At Cambridge, Richardson's mentor was J. J. Thomson, the Cavendish professor of physics (and the discoverer of the electron). Richardson took first-class honors in natural sciences. Later he sought a fellowship at King's College, but he was passed over. There followed a decade of short-term, low-ranking jobs in out-of-the-way places, like the succession of postdoc appointments so many graduates face today. In the end Richardson never did hold a chair at any of the major British universities.
In 1913 he became superintendent of the Eskdalemuir Observatory in the Scottish Southern Uplands. Talk about out-of-the-way places! This small institution, run by the Meteorological Office, had been founded to measure variations in the earth's magnetic field, and it was deliberately put as far as possible from railroads and power lines. Richardson described it as a place of "bleak and humid solitude," but this was probably not a complaint; when he was once asked if he had any hobbies, his answer was "solitude."

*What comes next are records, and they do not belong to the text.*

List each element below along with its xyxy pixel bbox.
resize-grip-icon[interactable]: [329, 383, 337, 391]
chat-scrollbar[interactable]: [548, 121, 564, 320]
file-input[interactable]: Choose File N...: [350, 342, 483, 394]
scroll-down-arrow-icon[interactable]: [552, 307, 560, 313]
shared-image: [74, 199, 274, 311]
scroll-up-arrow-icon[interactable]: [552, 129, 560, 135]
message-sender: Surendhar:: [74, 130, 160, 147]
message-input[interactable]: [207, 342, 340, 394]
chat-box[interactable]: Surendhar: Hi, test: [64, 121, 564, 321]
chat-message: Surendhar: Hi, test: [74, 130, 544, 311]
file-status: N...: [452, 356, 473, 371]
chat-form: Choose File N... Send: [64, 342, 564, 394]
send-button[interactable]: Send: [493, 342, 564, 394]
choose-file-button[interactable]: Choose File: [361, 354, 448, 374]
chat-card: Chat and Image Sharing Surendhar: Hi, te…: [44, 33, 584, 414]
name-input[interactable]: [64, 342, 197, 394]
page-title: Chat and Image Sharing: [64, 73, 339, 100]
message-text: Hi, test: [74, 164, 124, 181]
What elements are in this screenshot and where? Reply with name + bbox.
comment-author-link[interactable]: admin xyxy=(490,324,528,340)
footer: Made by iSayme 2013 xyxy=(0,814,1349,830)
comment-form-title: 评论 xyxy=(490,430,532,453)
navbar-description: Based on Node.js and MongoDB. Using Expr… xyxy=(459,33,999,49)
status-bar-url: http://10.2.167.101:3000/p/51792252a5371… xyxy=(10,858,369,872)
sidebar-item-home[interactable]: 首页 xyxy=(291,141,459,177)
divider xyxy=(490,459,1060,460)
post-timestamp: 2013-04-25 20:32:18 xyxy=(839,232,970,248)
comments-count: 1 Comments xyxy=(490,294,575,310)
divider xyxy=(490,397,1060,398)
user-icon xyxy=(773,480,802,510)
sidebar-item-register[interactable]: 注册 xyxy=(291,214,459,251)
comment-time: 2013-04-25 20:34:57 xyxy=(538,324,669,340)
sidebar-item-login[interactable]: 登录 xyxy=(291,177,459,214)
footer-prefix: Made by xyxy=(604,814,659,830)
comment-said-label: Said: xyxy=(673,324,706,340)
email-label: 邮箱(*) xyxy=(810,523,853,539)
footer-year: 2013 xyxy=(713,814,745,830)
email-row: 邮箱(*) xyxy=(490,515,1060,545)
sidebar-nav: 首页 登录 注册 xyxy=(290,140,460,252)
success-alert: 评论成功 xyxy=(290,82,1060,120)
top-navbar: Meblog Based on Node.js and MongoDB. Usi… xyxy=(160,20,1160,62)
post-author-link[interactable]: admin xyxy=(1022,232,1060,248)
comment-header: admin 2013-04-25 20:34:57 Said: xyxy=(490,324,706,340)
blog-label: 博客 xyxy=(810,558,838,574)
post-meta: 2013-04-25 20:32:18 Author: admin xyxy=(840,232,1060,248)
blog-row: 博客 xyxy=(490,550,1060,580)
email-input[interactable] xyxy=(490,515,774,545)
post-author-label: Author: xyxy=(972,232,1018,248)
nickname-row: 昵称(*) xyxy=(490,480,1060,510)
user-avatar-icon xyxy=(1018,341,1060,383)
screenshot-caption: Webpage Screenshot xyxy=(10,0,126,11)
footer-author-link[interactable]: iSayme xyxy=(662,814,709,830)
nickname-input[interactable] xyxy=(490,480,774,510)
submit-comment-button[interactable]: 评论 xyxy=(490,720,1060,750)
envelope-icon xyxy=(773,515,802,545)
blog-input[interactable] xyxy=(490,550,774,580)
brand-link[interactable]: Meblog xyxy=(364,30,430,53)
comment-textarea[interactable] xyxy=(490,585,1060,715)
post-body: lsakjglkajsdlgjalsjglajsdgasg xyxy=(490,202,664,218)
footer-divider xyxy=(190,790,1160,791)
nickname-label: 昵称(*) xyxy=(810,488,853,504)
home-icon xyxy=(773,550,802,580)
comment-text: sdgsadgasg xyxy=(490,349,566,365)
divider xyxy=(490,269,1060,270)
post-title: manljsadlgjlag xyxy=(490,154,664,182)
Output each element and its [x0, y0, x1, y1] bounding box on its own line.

In any event, the solitude was soon interrupted. "In August 1914," Richardson wrote later, "I was torn between an intense curiosity to see war at close quarters and an intense objection to killing people, both mixed with ideas of public duty and doubt as to whether I could endure danger." He requested a leave of absence but was refused. In 1916 he resigned his post and joined the Friends' Ambulance Unit.
After the war, Richardson returned to the Meteorological Office, working at the Benson research station near Oxford, but that job also ended prematurely. In 1920 the Meteorological Office was put under military administration, and Richardson felt compelled to resign again. After that, he never got back on the tenure track.

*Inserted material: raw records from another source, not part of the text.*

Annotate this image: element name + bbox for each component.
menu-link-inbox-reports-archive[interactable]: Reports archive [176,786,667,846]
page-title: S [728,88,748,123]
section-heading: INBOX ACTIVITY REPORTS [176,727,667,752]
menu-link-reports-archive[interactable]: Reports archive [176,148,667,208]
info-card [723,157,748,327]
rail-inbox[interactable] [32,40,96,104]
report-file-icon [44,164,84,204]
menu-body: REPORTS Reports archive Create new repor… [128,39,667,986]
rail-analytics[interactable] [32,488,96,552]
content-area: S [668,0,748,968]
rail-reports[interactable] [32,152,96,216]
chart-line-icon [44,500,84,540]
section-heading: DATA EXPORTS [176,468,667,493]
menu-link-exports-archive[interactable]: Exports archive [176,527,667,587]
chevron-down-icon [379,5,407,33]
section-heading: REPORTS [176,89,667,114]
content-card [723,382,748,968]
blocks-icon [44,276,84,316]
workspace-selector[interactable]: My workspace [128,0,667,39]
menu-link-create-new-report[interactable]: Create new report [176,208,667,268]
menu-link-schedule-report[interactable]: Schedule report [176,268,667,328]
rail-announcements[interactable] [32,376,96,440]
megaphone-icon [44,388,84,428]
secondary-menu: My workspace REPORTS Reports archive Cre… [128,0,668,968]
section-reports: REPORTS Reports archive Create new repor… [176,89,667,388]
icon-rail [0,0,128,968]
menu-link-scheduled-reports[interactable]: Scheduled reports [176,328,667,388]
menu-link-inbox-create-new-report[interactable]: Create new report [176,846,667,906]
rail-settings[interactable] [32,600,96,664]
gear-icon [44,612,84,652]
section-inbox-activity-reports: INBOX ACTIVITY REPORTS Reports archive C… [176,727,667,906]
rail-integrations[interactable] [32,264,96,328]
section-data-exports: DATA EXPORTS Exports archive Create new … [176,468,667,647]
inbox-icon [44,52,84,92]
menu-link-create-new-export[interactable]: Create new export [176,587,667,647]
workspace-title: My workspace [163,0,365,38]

Some biographers emphasize the price that Richardson paid for his convictions. According to family members, his pacifist principles cost him a university appointment. Family memoirs also describe an anguished moment when he destroyed his research on atmospheric turbulence because it was attracting the attention of "the 'poison gas' experts." On the other hand, it would be misleading to portray Richardson as an outcast from the scientific establishment. He was elected a Fellow of the Royal Society; he served as secretary of the Royal Meteorological Society; he had well over 100 scholarly publications (recently collected in two fat volumes by Cambridge University Press). Today there is a Richardson Institute for Peace Studies and Conflict Resolution, and one of the dimensionless numbers of fluid mechanics is called the Richardson number.

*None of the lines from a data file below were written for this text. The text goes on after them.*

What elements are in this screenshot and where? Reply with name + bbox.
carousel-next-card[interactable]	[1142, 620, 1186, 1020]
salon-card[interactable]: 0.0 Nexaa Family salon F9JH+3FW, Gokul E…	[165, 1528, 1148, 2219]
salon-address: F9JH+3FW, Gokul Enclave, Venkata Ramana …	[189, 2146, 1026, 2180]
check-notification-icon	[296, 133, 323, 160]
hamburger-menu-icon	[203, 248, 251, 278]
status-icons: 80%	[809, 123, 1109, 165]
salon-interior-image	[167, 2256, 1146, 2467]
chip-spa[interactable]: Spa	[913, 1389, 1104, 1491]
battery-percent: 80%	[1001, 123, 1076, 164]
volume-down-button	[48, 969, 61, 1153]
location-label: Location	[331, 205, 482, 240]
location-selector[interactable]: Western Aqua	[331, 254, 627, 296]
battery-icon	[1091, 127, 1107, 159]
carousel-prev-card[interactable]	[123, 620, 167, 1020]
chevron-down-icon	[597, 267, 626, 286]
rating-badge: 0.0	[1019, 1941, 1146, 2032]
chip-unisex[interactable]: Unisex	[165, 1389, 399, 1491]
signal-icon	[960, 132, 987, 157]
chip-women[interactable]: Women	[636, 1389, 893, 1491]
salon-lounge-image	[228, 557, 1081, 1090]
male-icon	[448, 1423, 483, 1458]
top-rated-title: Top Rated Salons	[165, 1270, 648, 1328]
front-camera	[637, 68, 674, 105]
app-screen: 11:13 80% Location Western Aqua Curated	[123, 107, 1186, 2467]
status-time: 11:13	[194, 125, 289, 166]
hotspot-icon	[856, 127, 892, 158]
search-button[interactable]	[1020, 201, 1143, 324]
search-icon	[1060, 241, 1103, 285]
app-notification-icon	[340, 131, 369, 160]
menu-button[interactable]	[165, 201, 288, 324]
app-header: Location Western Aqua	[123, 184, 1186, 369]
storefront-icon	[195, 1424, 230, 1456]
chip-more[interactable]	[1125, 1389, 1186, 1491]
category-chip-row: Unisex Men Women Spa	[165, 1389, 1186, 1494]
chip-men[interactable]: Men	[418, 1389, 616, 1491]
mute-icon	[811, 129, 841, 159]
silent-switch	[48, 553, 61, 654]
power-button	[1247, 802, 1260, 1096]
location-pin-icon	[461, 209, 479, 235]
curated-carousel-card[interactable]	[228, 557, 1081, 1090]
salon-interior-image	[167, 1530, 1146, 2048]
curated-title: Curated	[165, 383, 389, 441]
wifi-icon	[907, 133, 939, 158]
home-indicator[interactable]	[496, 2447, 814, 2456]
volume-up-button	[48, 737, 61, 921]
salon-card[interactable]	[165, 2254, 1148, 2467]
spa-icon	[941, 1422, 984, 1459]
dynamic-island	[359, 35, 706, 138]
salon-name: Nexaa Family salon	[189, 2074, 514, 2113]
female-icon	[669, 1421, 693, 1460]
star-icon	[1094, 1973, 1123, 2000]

Whether for reasons of conscience or pure predilection, Richardson did turn away from work in meteorology after the mid-1920s. He took a degree in psychology (at age 48), and then for the last 15 years of his life focused on the study of war and its prevention. He took a mathematical approach to these problems as well. For most people, the idea that mathematics might be the key to world peace seems naive and implausible, but maybe we shouldn't be too quick to give up on it. In Richardson's day, mathematics also looked like an outlandishly unsuitable tool for weather forecasting.